制作 table 1 的经验 (by stata and R)_

作者: liang_rujiang | 来源:发表于2019-12-04 19:04 被阅读0次

    INTRODUCTION

    Table 1 是描述研究对象基本信息的一张表,在各个研究中被经常使用。其中必须的部分是描述性统计(集中趋势、离散趋势、频数、频率),可选的部分是不同组之间的对比(ttest,F-test)。stata中有大量的包可以帮我们做到这一点,但是这些包的输出和偏医学类的结果表还是有点差别,需要手动调整。

    使用stata时,

    • 连续型变量,对象不分组,即只需要描述部分变量总的一个分布,情况比较简单。使用 tabstat varlist, c(s) s(mean sd)即可。
    • 连续型变量,对象分组时,也可以用上面的生成描述性部分,只需要加by()选项即可。
    • 分类型变量,不分组时,tab1 varlist
    • 分类型变量,分组时,tab1 varlist if grpvar == 1...
    • 连续型变量,ttest,F-test可以用foreach循环挨个来。
    • 分类型变量,chi-square,fisher可以用foreach循环和tab加选项来搞定。

    以上过程过于枯燥,且可能在抄写过程中带来差错,iebaltab可以在一定程度上帮助我们。

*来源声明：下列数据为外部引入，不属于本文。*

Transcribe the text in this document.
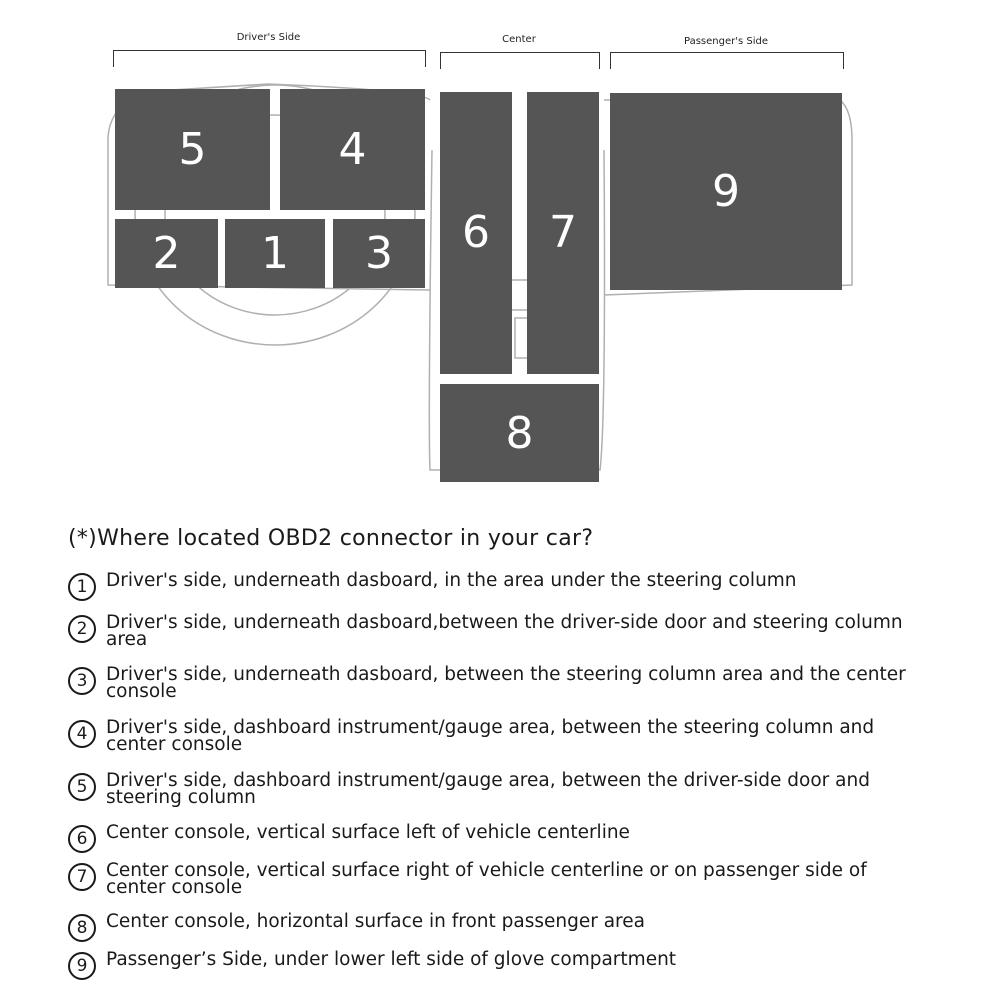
Driver's Side	Center	Passenger's Side
5	4
2 1 3 6 7
8
9
(*)Where located OBD2 connector in your car?
1	Driver's side, underneath dasboard, in the area under the steering column
2	Driver's side, underneath dasboard,between the driver-side door and steering column area
3	Driver's side, underneath dasboard, between the steering column area and the center console
4	Driver's side, dashboard instrument/gauge area, between the steering column and center console
5	Driver's side, dashboard instrument/gauge area, between the driver-side door and steering column
6	Center console, vertical surface left of vehicle centerline
7	Center console, vertical surface right of vehicle centerline or on passenger side of center console
8	Center console, horizontal surface in front passenger area
9	Passenger’s Side, under lower left side of glove compartment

请运行下面的例子观察。当然,首先安装该包ssc install ietoolkit

    一些特点:

    • 该包的遗憾是无法显示T-statistic,神奇的是,R 的tableone包也是这样的。但某些医学类或医学类相关的基础研究中常需要报告这个结果。
    • 对分类变量无效,出不来分类变量的描述性和chi-square,fisher结果(R的tableone可以应付chi-square)
    • 不区分连续型变量的分布和等方差假设(R的tableone可以应付分布情况,但需要用户自己先看一下分布,然后告诉函数,要对哪些变量使用非参数检验,检验方法也可选,我个人的用法是直接把感兴趣的连续型变量挑出来直接变形成长数据然后ggplot绘制分面图观察一下即可)
    • tableone 可以同时处理有分组和无分组的情况,同时处理描述和检验的结果,同时处理分类和连续变量,区分连续型变量的分布正态与否。
    • tableone使用时注意分类变量要么是以factor存在于dataframe中,要么是以numeric存在。以后面这种情况存在时,需要在函数中声明,否则会被当作连续型变量对待。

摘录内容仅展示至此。